Cognition recently captured attention with its AI-driven software engineer, Devin, which could autonomously write and edit code using OpenAI’s GPT-4. However, only five months since Devin's launch in March 2024, a new challenger has arrived: Cosine's Genie.
Genie, an autonomous AI engineer developed by the Y Combinator-backed Cosine, claims to outperform Devin with a score of 30% on the SWE-Bench benchmark, significantly higher than Devin's 13.8% and better than Amazon’s 19% for their models Q and Factory's Code Droid.
Cosine's CEO, Alistair Pullen, emphasizes that Genie goes beyond benchmark scores. "This model was specifically trained to think and behave like a human software engineer," he stated on social media.
What is Genie and What Can It Do?
Genie is designed to handle a variety of coding tasks autonomously—from bug fixing to feature building and code validation. It can operate independently or collaborate with users, mimicking the experience of working alongside a skilled colleague. “We aim to create an artificial colleague capable of performing end-to-end programming tasks reliably,” Pullen noted during the announcement of Genie’s capabilities.
Genie supports 15 programming languages, including:
- JavaScript
- Python
- TypeScript
- Java
- C- C++
- Rust
- Swift
- PHP
- Ruby
Pullen explains, “By observing how human engineers work, Genie learns to replicate their processes.” The code generated is stored in users’ GitHub repositories, ensuring that Cosine does not retain any sensitive information.
Genie integrates seamlessly with platforms like Slack, allowing it to communicate with users in a manner akin to a human colleague. It can ask clarifying questions and respond to feedback on pull requests, further enhancing collaboration.
Powered by an Advanced OpenAI Model
Genie utilizes a proprietary variant of OpenAI’s GPT-4o, specifically designed for long context outputs. This model can generate up to 64,000 tokens, offering significant advantages over previous versions that were limited to 4,000 tokens.
With an extensive dataset comprising billions of token combinations curated from real engineering activities, Genie continually improves its performance. “Our training data includes PRs, commits, and issues gathered from open-source repositories,” Pullen commented. The meticulous data pipeline ensures high-quality insights into human problem-solving approaches.
Pricing Structure
Genie will initially offer two pricing tiers:
1. Individual Plan: Competitively priced around $20, this tier features limited capabilities but demonstrates Genie’s potential for individuals and small teams.
2. Enterprise Plan: This comprehensive offering includes unlimited usage and advanced features designed to create an exceptional AI engineering colleague.

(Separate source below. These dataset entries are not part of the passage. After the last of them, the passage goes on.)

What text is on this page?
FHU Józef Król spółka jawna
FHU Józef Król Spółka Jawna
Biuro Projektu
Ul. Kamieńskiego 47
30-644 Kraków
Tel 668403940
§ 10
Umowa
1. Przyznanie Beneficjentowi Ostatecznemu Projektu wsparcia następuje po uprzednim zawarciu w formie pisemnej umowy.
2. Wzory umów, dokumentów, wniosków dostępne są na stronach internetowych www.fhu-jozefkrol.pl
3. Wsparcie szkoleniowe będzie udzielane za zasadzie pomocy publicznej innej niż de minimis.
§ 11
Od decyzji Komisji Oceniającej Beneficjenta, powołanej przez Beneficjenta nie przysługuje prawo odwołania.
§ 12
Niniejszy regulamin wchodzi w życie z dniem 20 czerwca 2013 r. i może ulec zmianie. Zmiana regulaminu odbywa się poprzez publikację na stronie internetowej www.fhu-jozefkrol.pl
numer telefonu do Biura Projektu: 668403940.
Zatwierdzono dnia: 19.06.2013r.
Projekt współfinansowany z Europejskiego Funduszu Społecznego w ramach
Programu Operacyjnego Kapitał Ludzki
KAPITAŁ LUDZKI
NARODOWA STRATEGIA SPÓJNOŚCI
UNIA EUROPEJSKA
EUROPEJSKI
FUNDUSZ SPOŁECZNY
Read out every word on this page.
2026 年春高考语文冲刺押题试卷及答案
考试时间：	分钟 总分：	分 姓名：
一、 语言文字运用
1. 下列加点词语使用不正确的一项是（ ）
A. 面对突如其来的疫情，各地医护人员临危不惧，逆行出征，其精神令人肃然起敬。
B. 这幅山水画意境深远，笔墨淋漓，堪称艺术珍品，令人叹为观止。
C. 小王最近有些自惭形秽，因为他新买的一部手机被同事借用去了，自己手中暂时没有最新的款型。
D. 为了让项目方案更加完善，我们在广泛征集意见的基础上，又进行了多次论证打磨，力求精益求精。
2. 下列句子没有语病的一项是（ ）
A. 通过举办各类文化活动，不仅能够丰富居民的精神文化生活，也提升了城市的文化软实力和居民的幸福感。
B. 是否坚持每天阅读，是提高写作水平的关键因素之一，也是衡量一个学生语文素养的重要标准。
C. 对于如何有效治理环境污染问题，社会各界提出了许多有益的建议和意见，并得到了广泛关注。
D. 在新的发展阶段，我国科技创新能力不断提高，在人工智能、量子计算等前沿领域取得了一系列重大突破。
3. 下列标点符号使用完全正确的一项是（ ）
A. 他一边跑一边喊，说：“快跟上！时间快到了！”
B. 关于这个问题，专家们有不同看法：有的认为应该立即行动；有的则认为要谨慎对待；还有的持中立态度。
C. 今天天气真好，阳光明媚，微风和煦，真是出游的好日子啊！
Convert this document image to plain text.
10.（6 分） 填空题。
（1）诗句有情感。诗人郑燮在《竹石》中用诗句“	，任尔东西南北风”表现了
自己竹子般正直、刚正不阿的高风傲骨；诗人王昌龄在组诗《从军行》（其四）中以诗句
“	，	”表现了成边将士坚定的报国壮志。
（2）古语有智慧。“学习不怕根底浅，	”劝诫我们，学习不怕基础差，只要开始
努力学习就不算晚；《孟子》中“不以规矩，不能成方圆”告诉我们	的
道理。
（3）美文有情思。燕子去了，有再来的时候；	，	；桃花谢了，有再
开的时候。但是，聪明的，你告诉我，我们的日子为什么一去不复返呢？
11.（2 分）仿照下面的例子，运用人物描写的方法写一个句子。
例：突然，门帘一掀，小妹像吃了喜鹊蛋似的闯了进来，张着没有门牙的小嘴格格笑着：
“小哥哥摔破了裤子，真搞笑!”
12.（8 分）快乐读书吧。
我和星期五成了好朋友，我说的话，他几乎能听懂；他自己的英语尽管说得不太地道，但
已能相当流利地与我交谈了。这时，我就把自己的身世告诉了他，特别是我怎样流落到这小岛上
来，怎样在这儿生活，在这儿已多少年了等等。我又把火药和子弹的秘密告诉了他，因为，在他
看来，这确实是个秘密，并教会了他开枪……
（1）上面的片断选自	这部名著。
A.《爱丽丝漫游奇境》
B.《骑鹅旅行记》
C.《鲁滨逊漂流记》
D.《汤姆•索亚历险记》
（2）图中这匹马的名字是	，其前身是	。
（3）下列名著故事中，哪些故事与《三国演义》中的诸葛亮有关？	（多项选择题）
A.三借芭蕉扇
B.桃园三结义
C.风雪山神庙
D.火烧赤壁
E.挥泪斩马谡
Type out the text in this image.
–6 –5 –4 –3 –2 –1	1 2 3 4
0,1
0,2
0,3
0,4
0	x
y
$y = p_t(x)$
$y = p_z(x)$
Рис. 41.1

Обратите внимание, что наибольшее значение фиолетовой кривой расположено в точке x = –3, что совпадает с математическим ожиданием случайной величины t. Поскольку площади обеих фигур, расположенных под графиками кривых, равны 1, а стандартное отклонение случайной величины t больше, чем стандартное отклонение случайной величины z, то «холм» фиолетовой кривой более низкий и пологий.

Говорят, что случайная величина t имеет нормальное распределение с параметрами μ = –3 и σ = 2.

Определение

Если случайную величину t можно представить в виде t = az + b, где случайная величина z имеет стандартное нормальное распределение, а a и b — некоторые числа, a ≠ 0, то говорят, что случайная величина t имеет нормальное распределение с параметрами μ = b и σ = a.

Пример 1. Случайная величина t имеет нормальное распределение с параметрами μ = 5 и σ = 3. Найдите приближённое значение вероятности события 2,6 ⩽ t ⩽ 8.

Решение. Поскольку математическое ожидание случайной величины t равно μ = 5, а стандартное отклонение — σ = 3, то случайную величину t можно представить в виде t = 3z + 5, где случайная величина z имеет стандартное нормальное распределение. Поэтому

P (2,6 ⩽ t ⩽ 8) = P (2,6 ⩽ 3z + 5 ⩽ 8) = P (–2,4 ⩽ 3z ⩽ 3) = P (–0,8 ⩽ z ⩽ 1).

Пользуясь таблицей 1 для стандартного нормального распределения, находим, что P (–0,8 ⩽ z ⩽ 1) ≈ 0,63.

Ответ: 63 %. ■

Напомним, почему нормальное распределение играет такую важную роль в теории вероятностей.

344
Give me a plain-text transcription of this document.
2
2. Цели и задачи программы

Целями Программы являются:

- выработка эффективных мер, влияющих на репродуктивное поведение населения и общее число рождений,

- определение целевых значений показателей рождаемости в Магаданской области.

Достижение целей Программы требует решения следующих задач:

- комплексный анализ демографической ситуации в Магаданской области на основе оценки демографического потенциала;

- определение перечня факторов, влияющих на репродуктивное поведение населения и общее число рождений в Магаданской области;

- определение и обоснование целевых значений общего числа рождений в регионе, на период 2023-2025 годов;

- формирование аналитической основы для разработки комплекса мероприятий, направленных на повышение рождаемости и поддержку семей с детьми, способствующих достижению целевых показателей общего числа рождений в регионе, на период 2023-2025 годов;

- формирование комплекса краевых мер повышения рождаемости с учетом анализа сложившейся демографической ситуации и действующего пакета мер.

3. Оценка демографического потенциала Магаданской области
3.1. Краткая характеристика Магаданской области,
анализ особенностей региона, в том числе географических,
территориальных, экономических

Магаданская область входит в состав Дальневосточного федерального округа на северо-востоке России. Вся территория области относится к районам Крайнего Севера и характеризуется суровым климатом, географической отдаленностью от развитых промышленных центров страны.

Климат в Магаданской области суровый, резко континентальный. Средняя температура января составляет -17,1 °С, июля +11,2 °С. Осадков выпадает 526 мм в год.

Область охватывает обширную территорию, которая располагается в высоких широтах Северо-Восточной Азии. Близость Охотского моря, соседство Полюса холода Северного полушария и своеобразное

Implications and Future Prospects
Genie’s advanced capabilities stand to revolutionize software development by increasing efficiency and allowing engineering teams to focus on strategic objectives. “The ability for an AI to handle complex codebases autonomously can radically change our approach to resource allocation,” said Pullen.
Cosine aims to expand Genie’s functionalities, developing smaller models for basic tasks and larger versions for intricate challenges. Plans to collaborate with open-source communities are also on the horizon.
Next Steps and Availability
While Genie is currently being offered to select users, interested parties can apply for early access through the Cosine website. Cosine is committed to continual improvement, incorporating user feedback to enhance Genie’s capabilities.
In addition, Cosine aims to maintain some proprietary aspects of its methodology while transparently sharing Genie’s outputs on GitHub for independent verification.
About Cosine
Founded in 2022 by Pullen, Sam Stenner, and Yang Li, Cosine is dedicated to applying human reasoning to complex problems in artificial intelligence, starting with software engineering. With $2.5 million in seed funding, Cosine aims to redefine how AI can mimic and innovate human tasks.
"We believe we can translate human reasoning for any industry, starting with software engineering," Pullen affirmed. The launch of Genie is just the beginning of Cosine's ambitious journey.